SpaceX's new Dragon capsule successfully docked on the International Space Station on Sunday, NASA and SpaceX confirmed during a live broadcast of the mission.

"We can confirm hard capture is complete," NASA said.

The announcement was met with applause at the Johnson Space Center in Houston, Texas.

The docking began at 1051 GMT, more than 400 kilometers above the Earth's surface, north of New Zealand - and 27 hours after the capsule's launch on a SpaceX Falcon 9 rocket from the Kennedy Space Center at Cape Canaveral in Florida.

Although the contact appeared slow, the ISS and the capsule were moving at a speed of over 27,000 kilometers per hour in orbit around the Earth.

On board the ISS, the crew - American Anne McClain, Russian Oleg Kononenko, and Canadian David Saint-Jacques - were scheduled to open the airlock at 1330 GMT.

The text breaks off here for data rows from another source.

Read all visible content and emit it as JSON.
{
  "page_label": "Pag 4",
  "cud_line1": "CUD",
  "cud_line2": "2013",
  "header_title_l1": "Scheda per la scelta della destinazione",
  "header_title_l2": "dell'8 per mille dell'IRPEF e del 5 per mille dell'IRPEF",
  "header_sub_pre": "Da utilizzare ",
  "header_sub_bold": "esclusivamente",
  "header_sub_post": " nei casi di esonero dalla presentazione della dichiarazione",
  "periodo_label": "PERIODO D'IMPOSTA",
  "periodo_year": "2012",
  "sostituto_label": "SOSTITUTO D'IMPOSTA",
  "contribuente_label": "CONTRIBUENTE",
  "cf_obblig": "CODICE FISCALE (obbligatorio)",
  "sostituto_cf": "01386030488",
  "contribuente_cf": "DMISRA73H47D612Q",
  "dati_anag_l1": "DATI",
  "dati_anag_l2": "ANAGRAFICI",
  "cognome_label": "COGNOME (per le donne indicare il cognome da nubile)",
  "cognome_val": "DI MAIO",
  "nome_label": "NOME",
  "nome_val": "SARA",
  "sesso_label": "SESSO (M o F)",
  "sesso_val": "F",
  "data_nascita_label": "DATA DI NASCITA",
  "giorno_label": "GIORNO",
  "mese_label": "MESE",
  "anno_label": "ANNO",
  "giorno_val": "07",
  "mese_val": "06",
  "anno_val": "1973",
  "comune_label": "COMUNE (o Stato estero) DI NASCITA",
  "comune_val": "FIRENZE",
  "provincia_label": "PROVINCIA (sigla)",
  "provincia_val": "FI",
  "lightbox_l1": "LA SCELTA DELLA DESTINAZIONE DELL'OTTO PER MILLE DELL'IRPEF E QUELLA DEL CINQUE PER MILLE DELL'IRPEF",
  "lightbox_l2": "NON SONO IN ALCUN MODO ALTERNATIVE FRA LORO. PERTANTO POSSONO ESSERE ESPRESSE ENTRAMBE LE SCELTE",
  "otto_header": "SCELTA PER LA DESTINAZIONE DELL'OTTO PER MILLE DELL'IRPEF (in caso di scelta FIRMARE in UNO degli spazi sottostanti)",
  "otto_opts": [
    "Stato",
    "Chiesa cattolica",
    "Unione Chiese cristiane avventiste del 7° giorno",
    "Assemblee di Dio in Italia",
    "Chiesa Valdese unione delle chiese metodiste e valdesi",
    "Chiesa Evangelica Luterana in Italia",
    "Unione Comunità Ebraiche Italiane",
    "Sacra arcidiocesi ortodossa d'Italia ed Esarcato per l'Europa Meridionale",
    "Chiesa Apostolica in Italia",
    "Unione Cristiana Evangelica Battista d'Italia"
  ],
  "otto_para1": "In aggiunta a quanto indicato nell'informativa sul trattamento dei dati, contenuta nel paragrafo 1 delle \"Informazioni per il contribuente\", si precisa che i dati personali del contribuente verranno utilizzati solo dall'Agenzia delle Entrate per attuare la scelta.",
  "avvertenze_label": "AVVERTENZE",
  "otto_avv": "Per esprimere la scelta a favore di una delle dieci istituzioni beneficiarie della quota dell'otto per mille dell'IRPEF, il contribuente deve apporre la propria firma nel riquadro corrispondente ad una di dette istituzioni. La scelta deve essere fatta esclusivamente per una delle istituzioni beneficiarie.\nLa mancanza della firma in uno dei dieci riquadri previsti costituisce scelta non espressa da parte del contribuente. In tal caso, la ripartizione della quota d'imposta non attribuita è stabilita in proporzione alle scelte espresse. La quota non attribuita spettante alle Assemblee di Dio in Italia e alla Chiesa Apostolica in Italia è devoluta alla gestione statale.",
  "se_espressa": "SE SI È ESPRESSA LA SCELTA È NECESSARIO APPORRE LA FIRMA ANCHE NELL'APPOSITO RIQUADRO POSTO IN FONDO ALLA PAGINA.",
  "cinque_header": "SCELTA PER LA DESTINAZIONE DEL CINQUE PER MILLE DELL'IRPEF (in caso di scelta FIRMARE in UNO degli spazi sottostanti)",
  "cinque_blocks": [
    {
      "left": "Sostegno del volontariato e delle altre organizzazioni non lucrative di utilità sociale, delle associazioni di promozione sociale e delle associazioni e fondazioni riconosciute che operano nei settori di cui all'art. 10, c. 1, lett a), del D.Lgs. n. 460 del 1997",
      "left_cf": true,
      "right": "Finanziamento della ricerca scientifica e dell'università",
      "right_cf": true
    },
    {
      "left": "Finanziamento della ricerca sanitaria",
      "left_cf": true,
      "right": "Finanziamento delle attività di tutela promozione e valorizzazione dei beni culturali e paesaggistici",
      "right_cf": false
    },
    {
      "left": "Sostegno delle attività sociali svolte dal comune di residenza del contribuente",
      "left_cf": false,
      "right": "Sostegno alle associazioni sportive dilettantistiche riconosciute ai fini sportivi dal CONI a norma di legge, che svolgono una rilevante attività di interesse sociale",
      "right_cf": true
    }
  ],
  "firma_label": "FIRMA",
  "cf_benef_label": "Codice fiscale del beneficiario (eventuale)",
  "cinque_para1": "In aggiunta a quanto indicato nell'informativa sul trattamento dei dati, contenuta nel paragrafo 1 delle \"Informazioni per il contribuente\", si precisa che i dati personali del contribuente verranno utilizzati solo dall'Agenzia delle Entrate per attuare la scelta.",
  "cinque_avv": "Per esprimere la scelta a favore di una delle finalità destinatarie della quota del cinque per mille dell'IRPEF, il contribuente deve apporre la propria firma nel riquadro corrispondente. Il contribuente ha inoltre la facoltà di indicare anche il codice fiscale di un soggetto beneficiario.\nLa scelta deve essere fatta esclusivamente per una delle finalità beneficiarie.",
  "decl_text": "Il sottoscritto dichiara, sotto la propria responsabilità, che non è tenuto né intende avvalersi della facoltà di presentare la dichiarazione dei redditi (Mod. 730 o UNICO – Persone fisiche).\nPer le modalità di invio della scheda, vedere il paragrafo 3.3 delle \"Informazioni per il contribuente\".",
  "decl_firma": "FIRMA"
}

The mission is a test launch with only a dummy on board the capsule ahead of a manned flight scheduled for later this year.

The Dragon capsule will remain on the ISS until Friday before detaching to splash down in the Atlantic. It will be slowed by four parachutes, in what is the one of the mission's riskiest stages.

The launch is a key step towards resuming manned space flights from US soil after an eight-year break.

After the shuttle program was shut down in July 2011 following a 30-year run, NASA began outsourcing the logistics of its space missions.

It pays Russia to get its people up to the ISS orbiting research facility at a cost of $82 million per head for a round trip.

In 2014, the US space agency awarded contracts to SpaceX and Boeing for them to take over this task.